インターネットゲーム依存症 原因

ネトゲ依存症

ここ数年、オンラインゲーム人口は増え続けています。その人気の裏側で増加し続けるインターネットゲーム依存症にはどのような原因があるのでしょうか。ここでは考えられる原因のいくつかについて考察します。

現実世界で問題を抱えている

インターネット依存やオンラインゲームに陥る人の多くは、現実世界で問題を抱えています。問題の種類は人それぞれですが、たとえばそれは何らかの失敗や挫折かもしれません。また、家庭内で大きな問題があったり、人間関係がうまくいってないかもしれません。

また、いじめや仲間外れ、孤独や疎外感などを体験している人もします。そのような何らかのストレスを抱える人が多いですが、中には暇つぶしに始めたもののハマってしまったという人もいます。

総じて、現実世界が楽しくない、自分の存在価値が十分に感じられないといったことがよくあります。それらから逃れるための行為のひとつにインターネット・ゲームがあるというわけです。

逃避のための嗜癖として他には、アルコール・過食・ギャンブル・性行為などが挙げられます。それらに逃避しにくい子供は特に、自分の所有するスマホなどを通じてインターネット・ゲーム依存になることが多いようです。

なりやすい性格

上記のような問題を抱えている人が皆同じようにインターネット・ゲーム依存になるかといえばそうではありません。
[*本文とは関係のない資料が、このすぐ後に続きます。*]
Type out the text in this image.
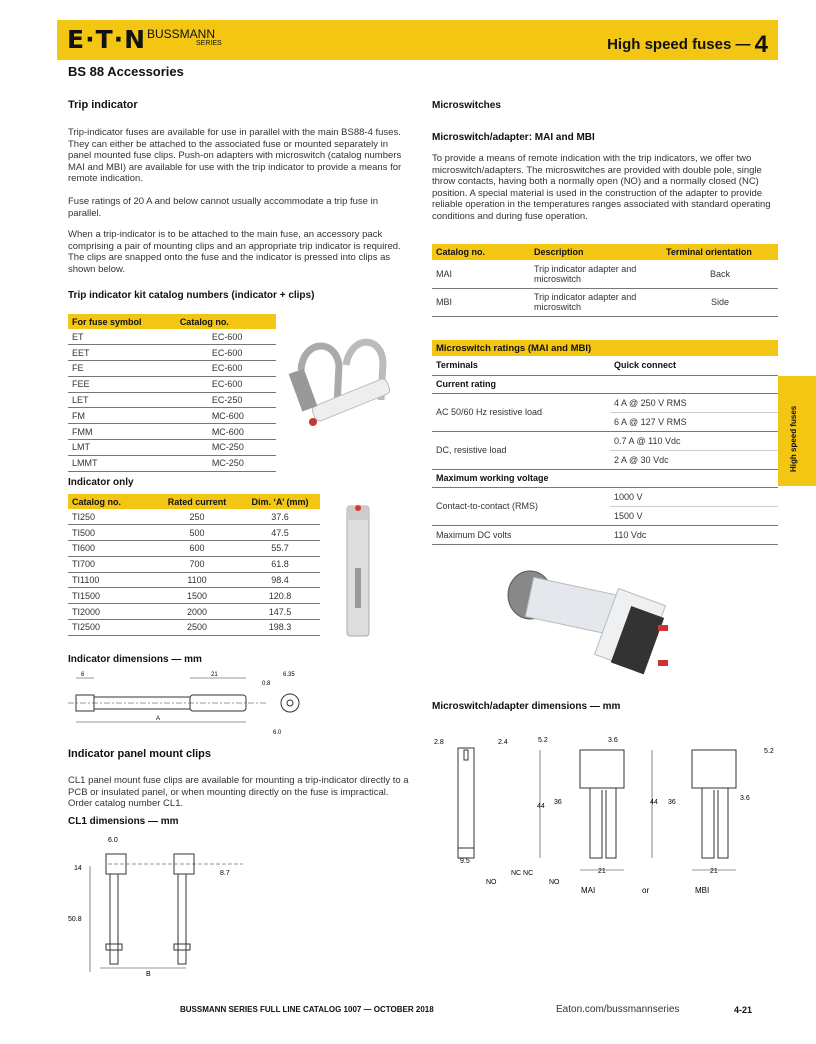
E·T·N BUSSMANN
SERIES	High speed fuses — 4
BS 88 Accessories
Trip indicator

Trip-indicator fuses are available for use in parallel with the main BS88-4 fuses. They can either be attached to the associated fuse or mounted separately in panel mounted fuse clips. Push-on adapters with microswitch (catalog numbers MAI and MBI) are available for use with the trip indicator to provide a means for remote indication.

Fuse ratings of 20 A and below cannot usually accommodate a trip fuse in parallel.

When a trip-indicator is to be attached to the main fuse, an accessory pack comprising a pair of mounting clips and an appropriate trip indicator is required. The clips are snapped onto the fuse and the indicator is pressed into clips as shown below.

Trip indicator kit catalog numbers (indicator + clips)
For fuse symbol	Catalog no.
ET	EC-600
EET	EC-600
FE	EC-600
FEE	EC-600
LET	EC-250
FM	MC-600
FMM	MC-600
LMT	MC-250
LMMT	MC-250
Indicator only
Catalog no.	Rated current	Dim. ‘A’ (mm)
TI250	250	37.6
TI500	500	47.5
TI600	600	55.7
TI700	700	61.8
TI1100	1100	98.4
TI1500	1500	120.8
TI2000	2000	147.5
TI2500	2500	198.3
Indicator dimensions — mm
6	21	6.35
0.8
A
6.0
Indicator panel mount clips

CL1 panel mount fuse clips are available for mounting a trip-indicator directly to a PCB or insulated panel, or when mounting directly on the fuse is impractical. Order catalog number CL1.

CL1 dimensions — mm
6.0
14
8.7
50.8
B
Microswitches
Microswitch/adapter: MAI and MBI

To provide a means of remote indication with the trip indicators, we offer two microswitch/adapters. The microswitches are provided with double pole, single throw contacts, having both a normally open (NO) and a normally closed (NC) position. A special material is used in the construction of the adapter to provide reliable operation in the temperatures ranges associated with standard operating conditions and during fuse operation.

Catalog no.	Description	Terminal orientation
MAI	Trip indicator adapter and microswitch	Back
MBI	Trip indicator adapter and microswitch	Side
Microswitch ratings (MAI and MBI)	
Terminals	Quick connect
Current rating	
AC 50/60 Hz resistive load	4 A @ 250 V RMS
	6 A @ 127 V RMS
DC, resistive load	0.7 A @ 110 Vdc
	2 A @ 30 Vdc
Maximum working voltage	
Contact-to-contact (RMS)	1000 V
	1500 V
Maximum DC volts	110 Vdc
Microswitch/adapter dimensions — mm
2.8	2.4
9.5
NC NC
NO	NO
5.2	3.6
44
36
21
MAI	or
5.2
44 36
3.6
21
MBI
High speed fuses
BUSSMANN SERIES FULL LINE CATALOG 1007 — OCTOBER 2018	Eaton.com/bussmannseries	4-21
これには、本人の人間性や性格も関係しているようです。たとえば、衝動や欲望をコントロールするのが苦手な人は依存に陥りやすいかもしれません。

また、「つまらない毎日」が嫌で、好奇心が強く、新鮮な刺激をいつも求めてしまうような人はオンラインゲームの世界にそれを見出すかもしれません。

現実の対人関係が苦手で、人間関係に消極的になっている人、親密な関係を避けようとする傾向の強い人は、嫌な相手とすぐに「さようなら」できるネットの中が心地良いかもしれません。

ですから逆に、外交的でリアルな人との関わりを求めてすぐに行動するような人は、インターネット・ゲーム依存になりにくいと考えられます。

人格面ではどうでしょうか。

自己愛性パーソナリティ障害のように、「自分は特別で優れた存在」といったような自己誇大感、万能感を抱いているような人は、完璧で非現実の理想をかなえてくれるインターネット・ゲームの世界にハマるかもしれません。

ほかには、承認欲求の強い人、誰かから自分を認めてもらいたい人、人から褒められ、関心を向けられ、注目され、賞賛されたい気持ちが強い人も簡単にそれらが手に入るネットの世界は魅力的です。

リアルな現実世界で良い人間関係に恵まれず、ネットの世界に相談相手、話し相手、友人、甘えられる対象を求める人も多くいます。

見える症状と隠れている問題

インターネット・ゲーム依存の根底には大抵こうした問題があります。問題からの逃避、一時的な解決策のための形がインターネット・ゲームであるわけです。

依存症レベルになると、インターネット・ゲームを始めた頃に感じた大きな喜びや達成感、幸福感は次第に薄れ、ただ、やめられなくなってダラダラ続けてしまうという状態になります。

インターネット・ゲーム依存症だけを解決しようとしても根本的な問題に手を付けなければうまくいきません。

目に見えているインターネット・ゲーム依存という枝葉の部分だけでなく、問題の本性である目に見えない根っこの部分も含めて考えていかなければならないのです。